Saturday, April 11, 2015

The Sandwich Test

I'm not sure how i came up with the Sandwich Test. I suspect the idea started with one of Yahtzee Croshaw's critical video game reviews, wherein he often compares disappointing characters to various inanimate objects. However, the Sandwich Test is now my primary metric for judging novels. It goes like this:

Would the story be meaningfully different if you replaced the main character with a sandwich?

In too many of the YA novels i've been reading lately, main characters might as well be sandwiches. They don't do anything, they just are. People do things for them, or about them, or around them. People move them from one location to another. These characters, and every one that leaps to mind is, alas, female, might as well be a sandwich for all it matters to the story.

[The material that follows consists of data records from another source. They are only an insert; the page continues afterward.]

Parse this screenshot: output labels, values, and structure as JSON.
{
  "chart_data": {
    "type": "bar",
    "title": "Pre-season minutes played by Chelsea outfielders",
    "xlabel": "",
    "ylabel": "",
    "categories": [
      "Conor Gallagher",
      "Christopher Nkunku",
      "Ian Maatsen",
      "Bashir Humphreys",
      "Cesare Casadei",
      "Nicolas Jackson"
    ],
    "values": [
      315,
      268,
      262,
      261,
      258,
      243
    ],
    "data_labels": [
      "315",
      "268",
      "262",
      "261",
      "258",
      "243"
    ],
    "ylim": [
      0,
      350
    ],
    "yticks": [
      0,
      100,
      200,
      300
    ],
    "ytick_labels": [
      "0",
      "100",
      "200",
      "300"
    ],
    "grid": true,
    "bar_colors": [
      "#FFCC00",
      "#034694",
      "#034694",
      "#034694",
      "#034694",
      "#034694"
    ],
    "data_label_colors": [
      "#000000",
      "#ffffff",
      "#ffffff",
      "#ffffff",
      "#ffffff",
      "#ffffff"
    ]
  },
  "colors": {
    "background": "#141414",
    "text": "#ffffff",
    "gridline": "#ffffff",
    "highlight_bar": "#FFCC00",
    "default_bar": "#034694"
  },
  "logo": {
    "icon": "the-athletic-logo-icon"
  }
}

And why a sandwich, you ask? Why not a pebble or a manequin or a sock? Well, two reasons. First, it's funnier, and keeps me sane when, for some reason, i decide to stick it out in a book that already failed the test. Second, there are actually a variety of sandwiches out there, and that allows other characters to interact with the sandwich in ways they wouldn't necessarily interact with a pebble. Cribbing from one of my own reviews, in which i compare a character to a pastrami sandwich:

But of course, people have strong feelings about her. Some are repulsed (perhaps they're vegetarians?), some want her but know to stay clear (on a diet, maybe?), whereas others want to possess her (pastrami connoisseurs, in this example).

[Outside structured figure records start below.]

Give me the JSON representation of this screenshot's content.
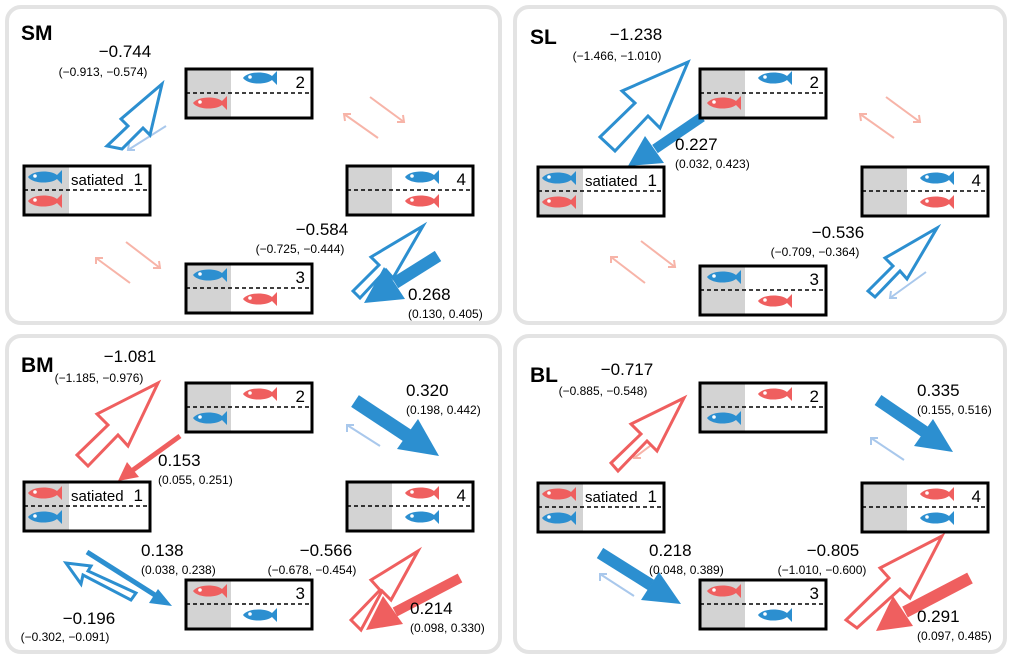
{
  "colors": {
    "blue": "#2c8fd0",
    "red": "#ef5f5f",
    "gray": "#d3d3d3",
    "panel_border": "#e3e3e3",
    "faint_red": "#f7b4a8",
    "faint_blue": "#a9c8ec"
  },
  "icons": [
    "fish-icon"
  ],
  "state_label_satiated": "satiated",
  "state_numbers": [
    "1",
    "2",
    "3",
    "4"
  ],
  "panels": [
    {
      "id": "sm",
      "title": "SM",
      "top_fish": "blue",
      "bottom_fish": "red",
      "coefficients": [
        {
          "value": "−0.744",
          "ci": "(−0.913, −0.574)"
        },
        {
          "value": "−0.584",
          "ci": "(−0.725, −0.444)"
        },
        {
          "value": "0.268",
          "ci": "(0.130, 0.405)"
        }
      ]
    },
    {
      "id": "sl",
      "title": "SL",
      "top_fish": "blue",
      "bottom_fish": "red",
      "coefficients": [
        {
          "value": "−1.238",
          "ci": "(−1.466, −1.010)"
        },
        {
          "value": "0.227",
          "ci": "(0.032, 0.423)"
        },
        {
          "value": "−0.536",
          "ci": "(−0.709, −0.364)"
        }
      ]
    },
    {
      "id": "bm",
      "title": "BM",
      "top_fish": "red",
      "bottom_fish": "blue",
      "coefficients": [
        {
          "value": "−1.081",
          "ci": "(−1.185, −0.976)"
        },
        {
          "value": "0.153",
          "ci": "(0.055, 0.251)"
        },
        {
          "value": "0.320",
          "ci": "(0.198, 0.442)"
        },
        {
          "value": "0.138",
          "ci": "(0.038, 0.238)"
        },
        {
          "value": "−0.196",
          "ci": "(−0.302, −0.091)"
        },
        {
          "value": "−0.566",
          "ci": "(−0.678, −0.454)"
        },
        {
          "value": "0.214",
          "ci": "(0.098, 0.330)"
        }
      ]
    },
    {
      "id": "bl",
      "title": "BL",
      "top_fish": "red",
      "bottom_fish": "blue",
      "coefficients": [
        {
          "value": "−0.717",
          "ci": "(−0.885, −0.548)"
        },
        {
          "value": "0.335",
          "ci": "(0.155, 0.516)"
        },
        {
          "value": "0.218",
          "ci": "(0.048, 0.389)"
        },
        {
          "value": "−0.805",
          "ci": "(−1.010, −0.600)"
        },
        {
          "value": "0.291",
          "ci": "(0.097, 0.485)"
        }
      ]
    }
  ]
}
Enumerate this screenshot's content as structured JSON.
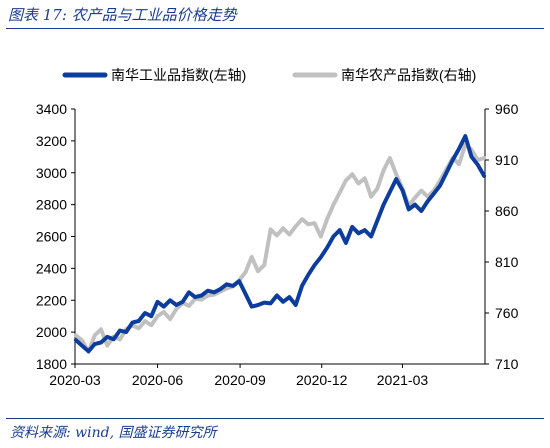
{
  "figure_title": "图表 17:  农产品与工业品价格走势",
  "source_note": "资料来源: wind, 国盛证券研究所",
  "chart_data": {
    "type": "line",
    "x_ticks": [
      "2020-03",
      "2020-06",
      "2020-09",
      "2020-12",
      "2021-03"
    ],
    "left_axis": {
      "ylim": [
        1800,
        3400
      ],
      "ticks": [
        1800,
        2000,
        2200,
        2400,
        2600,
        2800,
        3000,
        3200,
        3400
      ]
    },
    "right_axis": {
      "ylim": [
        710,
        960
      ],
      "ticks": [
        710,
        760,
        810,
        860,
        910,
        960
      ]
    },
    "legend_position": "top",
    "grid": false,
    "series": [
      {
        "name": "南华工业品指数(左轴)",
        "axis": "left",
        "color": "#0d3d9c",
        "points": [
          [
            "2020-03-02",
            1950
          ],
          [
            "2020-03-09",
            1915
          ],
          [
            "2020-03-16",
            1880
          ],
          [
            "2020-03-23",
            1925
          ],
          [
            "2020-03-30",
            1935
          ],
          [
            "2020-04-06",
            1970
          ],
          [
            "2020-04-13",
            1955
          ],
          [
            "2020-04-20",
            2010
          ],
          [
            "2020-04-27",
            2000
          ],
          [
            "2020-05-04",
            2060
          ],
          [
            "2020-05-11",
            2070
          ],
          [
            "2020-05-18",
            2120
          ],
          [
            "2020-05-25",
            2100
          ],
          [
            "2020-06-01",
            2190
          ],
          [
            "2020-06-08",
            2160
          ],
          [
            "2020-06-15",
            2200
          ],
          [
            "2020-06-22",
            2170
          ],
          [
            "2020-06-29",
            2190
          ],
          [
            "2020-07-06",
            2250
          ],
          [
            "2020-07-13",
            2220
          ],
          [
            "2020-07-20",
            2230
          ],
          [
            "2020-07-27",
            2260
          ],
          [
            "2020-08-03",
            2250
          ],
          [
            "2020-08-10",
            2270
          ],
          [
            "2020-08-17",
            2300
          ],
          [
            "2020-08-24",
            2290
          ],
          [
            "2020-08-31",
            2320
          ],
          [
            "2020-09-07",
            2240
          ],
          [
            "2020-09-14",
            2160
          ],
          [
            "2020-09-21",
            2170
          ],
          [
            "2020-09-28",
            2185
          ],
          [
            "2020-10-05",
            2180
          ],
          [
            "2020-10-12",
            2230
          ],
          [
            "2020-10-19",
            2190
          ],
          [
            "2020-10-26",
            2220
          ],
          [
            "2020-11-02",
            2170
          ],
          [
            "2020-11-09",
            2290
          ],
          [
            "2020-11-16",
            2360
          ],
          [
            "2020-11-23",
            2420
          ],
          [
            "2020-11-30",
            2470
          ],
          [
            "2020-12-07",
            2530
          ],
          [
            "2020-12-14",
            2600
          ],
          [
            "2020-12-21",
            2640
          ],
          [
            "2020-12-28",
            2560
          ],
          [
            "2021-01-04",
            2660
          ],
          [
            "2021-01-11",
            2620
          ],
          [
            "2021-01-18",
            2640
          ],
          [
            "2021-01-25",
            2600
          ],
          [
            "2021-02-01",
            2700
          ],
          [
            "2021-02-08",
            2800
          ],
          [
            "2021-02-15",
            2880
          ],
          [
            "2021-02-22",
            2960
          ],
          [
            "2021-03-01",
            2890
          ],
          [
            "2021-03-08",
            2770
          ],
          [
            "2021-03-15",
            2800
          ],
          [
            "2021-03-22",
            2760
          ],
          [
            "2021-03-29",
            2820
          ],
          [
            "2021-04-05",
            2870
          ],
          [
            "2021-04-12",
            2920
          ],
          [
            "2021-04-19",
            3000
          ],
          [
            "2021-04-26",
            3080
          ],
          [
            "2021-05-03",
            3150
          ],
          [
            "2021-05-10",
            3230
          ],
          [
            "2021-05-17",
            3100
          ],
          [
            "2021-05-24",
            3050
          ],
          [
            "2021-05-31",
            2980
          ]
        ]
      },
      {
        "name": "南华农产品指数(右轴)",
        "axis": "right",
        "color": "#c0c0c0",
        "points": [
          [
            "2020-03-02",
            738
          ],
          [
            "2020-03-09",
            733
          ],
          [
            "2020-03-16",
            722
          ],
          [
            "2020-03-23",
            738
          ],
          [
            "2020-03-30",
            744
          ],
          [
            "2020-04-06",
            728
          ],
          [
            "2020-04-13",
            737
          ],
          [
            "2020-04-20",
            734
          ],
          [
            "2020-04-27",
            744
          ],
          [
            "2020-05-04",
            748
          ],
          [
            "2020-05-11",
            745
          ],
          [
            "2020-05-18",
            752
          ],
          [
            "2020-05-25",
            748
          ],
          [
            "2020-06-01",
            757
          ],
          [
            "2020-06-08",
            761
          ],
          [
            "2020-06-15",
            754
          ],
          [
            "2020-06-22",
            764
          ],
          [
            "2020-06-29",
            770
          ],
          [
            "2020-07-06",
            767
          ],
          [
            "2020-07-13",
            774
          ],
          [
            "2020-07-20",
            773
          ],
          [
            "2020-07-27",
            777
          ],
          [
            "2020-08-03",
            778
          ],
          [
            "2020-08-10",
            781
          ],
          [
            "2020-08-17",
            784
          ],
          [
            "2020-08-24",
            786
          ],
          [
            "2020-08-31",
            792
          ],
          [
            "2020-09-07",
            800
          ],
          [
            "2020-09-14",
            815
          ],
          [
            "2020-09-21",
            801
          ],
          [
            "2020-09-28",
            807
          ],
          [
            "2020-10-05",
            842
          ],
          [
            "2020-10-12",
            836
          ],
          [
            "2020-10-19",
            843
          ],
          [
            "2020-10-26",
            837
          ],
          [
            "2020-11-02",
            845
          ],
          [
            "2020-11-09",
            852
          ],
          [
            "2020-11-16",
            847
          ],
          [
            "2020-11-23",
            848
          ],
          [
            "2020-11-30",
            835
          ],
          [
            "2020-12-07",
            852
          ],
          [
            "2020-12-14",
            866
          ],
          [
            "2020-12-21",
            878
          ],
          [
            "2020-12-28",
            890
          ],
          [
            "2021-01-04",
            896
          ],
          [
            "2021-01-11",
            887
          ],
          [
            "2021-01-18",
            892
          ],
          [
            "2021-01-25",
            874
          ],
          [
            "2021-02-01",
            882
          ],
          [
            "2021-02-08",
            900
          ],
          [
            "2021-02-15",
            912
          ],
          [
            "2021-02-22",
            896
          ],
          [
            "2021-03-01",
            882
          ],
          [
            "2021-03-08",
            865
          ],
          [
            "2021-03-15",
            873
          ],
          [
            "2021-03-22",
            880
          ],
          [
            "2021-03-29",
            874
          ],
          [
            "2021-04-05",
            880
          ],
          [
            "2021-04-12",
            890
          ],
          [
            "2021-04-19",
            901
          ],
          [
            "2021-04-26",
            912
          ],
          [
            "2021-05-03",
            906
          ],
          [
            "2021-05-10",
            925
          ],
          [
            "2021-05-17",
            920
          ],
          [
            "2021-05-24",
            910
          ],
          [
            "2021-05-31",
            912
          ]
        ]
      }
    ]
  }
}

It's been a while since i read the Hunger Games trilogy, so i can only use it for general examples, but here goes:

In book 1, Katniss is a person. She's struggling to keep her family alive, hunting and trading and dodging the cops. When Prim is selected, Katniss leaps forward to volunteer herself in her sister's place. In the games, she makes alliances, she attacks and defends, she even stands up to the Powers That Be at the conclusion of the games.

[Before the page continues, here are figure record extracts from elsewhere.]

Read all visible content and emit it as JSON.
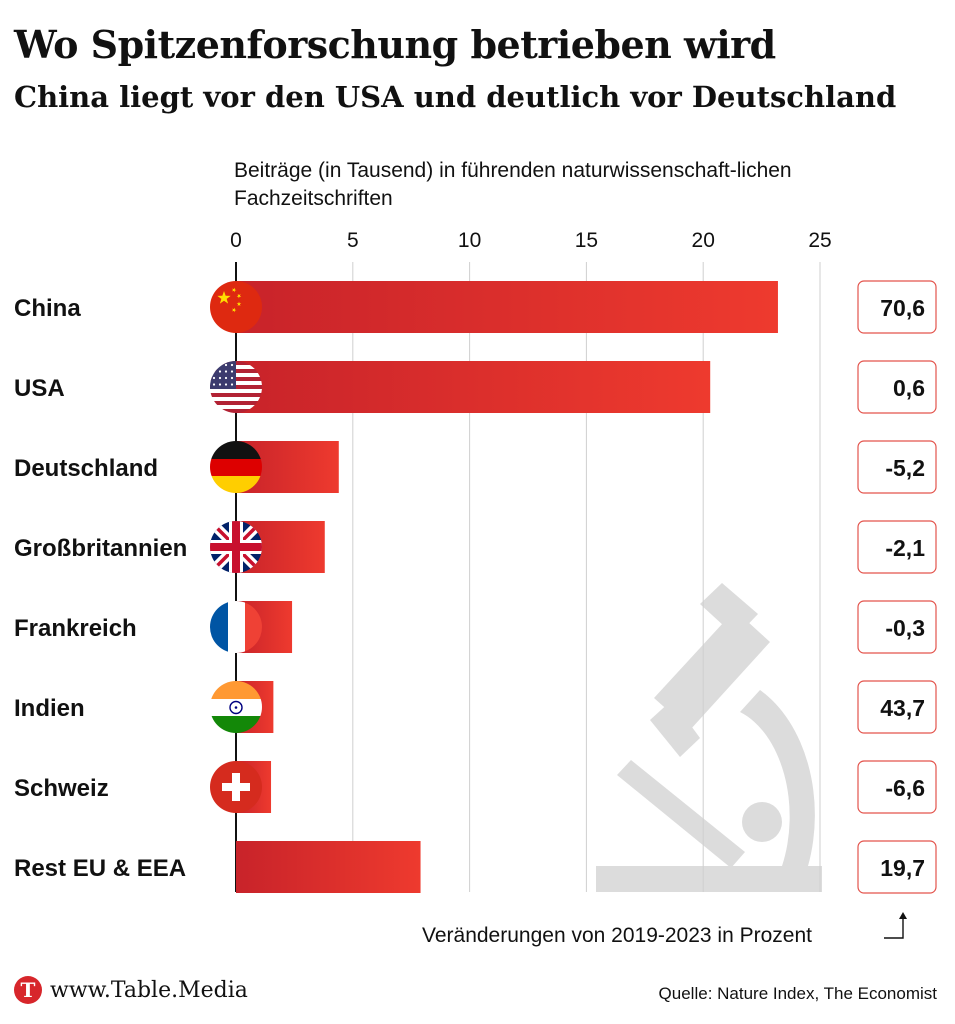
{
  "title": "Wo Spitzenforschung betrieben wird",
  "subtitle": "China liegt vor den USA und deutlich vor Deutschland",
  "footer": {
    "site": "www.Table.Media",
    "logo_letter": "T",
    "source": "Quelle: Nature Index, The Economist"
  },
  "colors": {
    "bar_start": "#c8232a",
    "bar_end": "#ee3a2e",
    "box_border": "#e3534c",
    "watermark": "#dcdcdc"
  },
  "chart_data": {
    "type": "bar",
    "orientation": "horizontal",
    "title": "Wo Spitzenforschung betrieben wird",
    "subtitle": "China liegt vor den USA und deutlich vor Deutschland",
    "xlabel": "Beiträge (in Tausend) in führenden naturwissenschaft-lichen Fachzeitschriften",
    "xlim": [
      0,
      25
    ],
    "xticks": [
      0,
      5,
      10,
      15,
      20,
      25
    ],
    "grid": true,
    "categories": [
      "China",
      "USA",
      "Deutschland",
      "Großbritannien",
      "Frankreich",
      "Indien",
      "Schweiz",
      "Rest EU & EEA"
    ],
    "values": [
      23.2,
      20.3,
      4.4,
      3.8,
      2.4,
      1.6,
      1.5,
      7.9
    ],
    "changes": [
      "70,6",
      "0,6",
      "-5,2",
      "-2,1",
      "-0,3",
      "43,7",
      "-6,6",
      "19,7"
    ],
    "change_label": "Veränderungen von 2019-2023 in Prozent",
    "flags": [
      "china-flag",
      "usa-flag",
      "germany-flag",
      "uk-flag",
      "france-flag",
      "india-flag",
      "switzerland-flag",
      ""
    ]
  }
}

By book 3, she's a Sandwich, being handed around by various factions. She does what people tell her, and if no one has anything for her to do, she sits there. By the end, she's not even a good sandwich, she's a day-old soggy cold cut sandwich.

So, readers, next time you're frustrated with a character who doesn't DO anything, use your spare time deciding exactly what kind of sandwich they are. BLT? Club? Hummus wrap?

And authors, please, don't write any more sandwiches.